Titanic by Diane Hoh

Titanic by Diane Hoh

Author:Diane Hoh [Hoh, Diane]
Language: eng
Format: epub
ISBN: 978-1-4532-4818-8
Publisher: Open Road Integrated Media LLC
Published: 2012-08-31T04:00:00+00:00


Chapter 19

Sunday, April 14, 1912

At eleven-thirty on Sunday night, Elizabeth awoke suddenly. She couldn’t have said what had disturbed her sleep. The sound of her parents’ door slamming shut? A sudden, abrupt motion of the ship? Whatever it was, it yanked her out of a deep, disturbed sleep, and it took her several moments to clear her head.

She lay in bed listening to the distant vibration of the engines far below. The sound was like the steady beating of a heart. Without the rhythmic vibrations, she would have forgotten she was at sea.

It was icy cold in the cabin. Wrapping the coverlet around her shoulders, Elizabeth rose to a kneeling position to close the porthole over her bed.

The bed moved.

No, the bed couldn’t have moved. The bed was stationary, firmly affixed to the floor.

But there had been something. She’d felt it. Nothing alarming. No sound of a collision, no warning whistles shrilling. The lights were still on. The brass antique lamp on her nightstand was still in place, and the crystal pitcher of water beside it had jiggled only slightly.

Nothing in the cabin looked any different.

To Elizabeth, lying in bed on C deck, it felt as if the great ship had briefly stumbled in its smooth, easy glide across the water, the way someone trips over a small stone in the path while strolling in the woods. The person doesn’t fall, quickly regains his balance, and is on his way again, no harm done.

She expected the same thing to happen now. She expected the smooth glide to continue as before.

But before it could, Elizabeth heard what sounded like a giant, sharp fingernail being slowly scraped along the side of the ship. It reminded her of the way that annoying girl, Nina Chevalier, had tormented them at summer camp during the lectures on hiking safety held in the dining hall. Nina had long, pointed, scarlet nails and loved to drag them along the menu blackboard as they were leaving. The noise Elizabeth heard now was like that.

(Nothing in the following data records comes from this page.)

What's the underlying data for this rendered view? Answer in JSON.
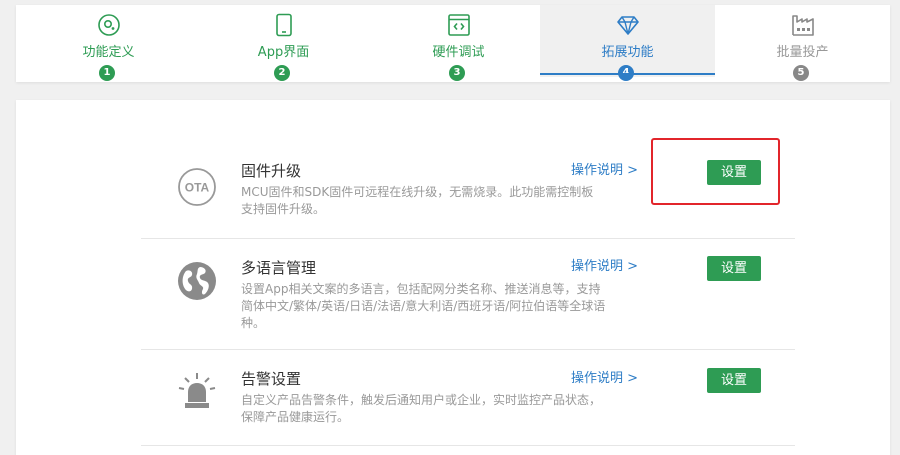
{
  "steps": [
    {
      "label": "功能定义",
      "num": "1",
      "icon": "gear-icon"
    },
    {
      "label": "App界面",
      "num": "2",
      "icon": "phone-icon"
    },
    {
      "label": "硬件调试",
      "num": "3",
      "icon": "code-icon"
    },
    {
      "label": "拓展功能",
      "num": "4",
      "icon": "diamond-icon"
    },
    {
      "label": "批量投产",
      "num": "5",
      "icon": "factory-icon"
    }
  ],
  "colors": {
    "green": "#2e9c54",
    "blue": "#2e7dc6",
    "gray": "#999999",
    "red": "#e2252b"
  },
  "features": [
    {
      "title": "固件升级",
      "desc_1": "MCU固件和SDK固件可远程在线升级，无需烧录。此功能需控制板",
      "desc_2": "支持固件升级。",
      "link": "操作说明 >",
      "button": "设置",
      "icon": "ota-icon"
    },
    {
      "title": "多语言管理",
      "desc_1": "设置App相关文案的多语言，包括配网分类名称、推送消息等，支持",
      "desc_2": "简体中文/繁体/英语/日语/法语/意大利语/西班牙语/阿拉伯语等全球语",
      "desc_3": "种。",
      "link": "操作说明 >",
      "button": "设置",
      "icon": "globe-icon"
    },
    {
      "title": "告警设置",
      "desc_1": "自定义产品告警条件，触发后通知用户或企业，实时监控产品状态，",
      "desc_2": "保障产品健康运行。",
      "link": "操作说明 >",
      "button": "设置",
      "icon": "alarm-icon"
    }
  ]
}
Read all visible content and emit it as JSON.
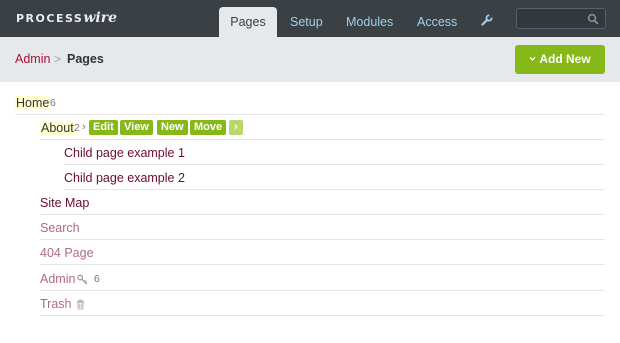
{
  "header": {
    "logo_part1": "PROCESS",
    "logo_part2": "wire",
    "nav": [
      {
        "label": "Pages",
        "active": true
      },
      {
        "label": "Setup",
        "active": false
      },
      {
        "label": "Modules",
        "active": false
      },
      {
        "label": "Access",
        "active": false
      }
    ],
    "tools_icon": "wrench-icon",
    "search": {
      "value": "",
      "placeholder": "",
      "icon": "search-icon"
    }
  },
  "breadcrumb": {
    "parent": "Admin",
    "separator": ">",
    "current": "Pages"
  },
  "add_new": {
    "icon": "chevron-down-icon",
    "label": "Add New"
  },
  "tree": {
    "home": {
      "label": "Home",
      "count": "6"
    },
    "about": {
      "label": "About",
      "count": "2",
      "arrow": "›"
    },
    "actions": [
      "Edit",
      "View",
      "New",
      "Move",
      "›"
    ],
    "child_1": {
      "label": "Child page example 1"
    },
    "child_2": {
      "label": "Child page example 2"
    },
    "site_map": {
      "label": "Site Map"
    },
    "search": {
      "label": "Search"
    },
    "page_404": {
      "label": "404 Page"
    },
    "admin": {
      "label": "Admin",
      "icon": "key-icon",
      "count": "6"
    },
    "trash": {
      "label": "Trash",
      "icon": "trash-icon"
    }
  },
  "colors": {
    "topbar": "#3b4045",
    "nav_text": "#9fd0ea",
    "accent_green": "#86b817",
    "link_dark": "#6d0b2e",
    "link_hidden": "#b16a84",
    "breadcrumb_link": "#a8123c"
  }
}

When that sound faded, there was a brief moment or two when Elizabeth listened and waited, with more curiosity than uneasiness.

And then the throbbing heartbeat far below died. Completely.

The porthole closed, Elizabeth sank back to a sitting position, the comforter still wrapped around her. Her first instinct was to rush into her parents’ room and ask them what had happened. But along with the sudden silence from the depths of the Titanic, there was also silence from her parents’ stateroom. She glanced at her locket-clock, lying on her bedside table. Not yet midnight. Her parents were still out, possibly having too much fun wherever they were to even notice that the engines had stopped.

Elizabeth remembered then what Max had said about the possibility of running into an ice field in the North Atlantic. “We’d have to stop for the night,” he had told her. “Too hard to negotiate icebergs in the dark.”

If the reason for the silent engines was an ice obstacle of some kind, Elizabeth wanted to see it.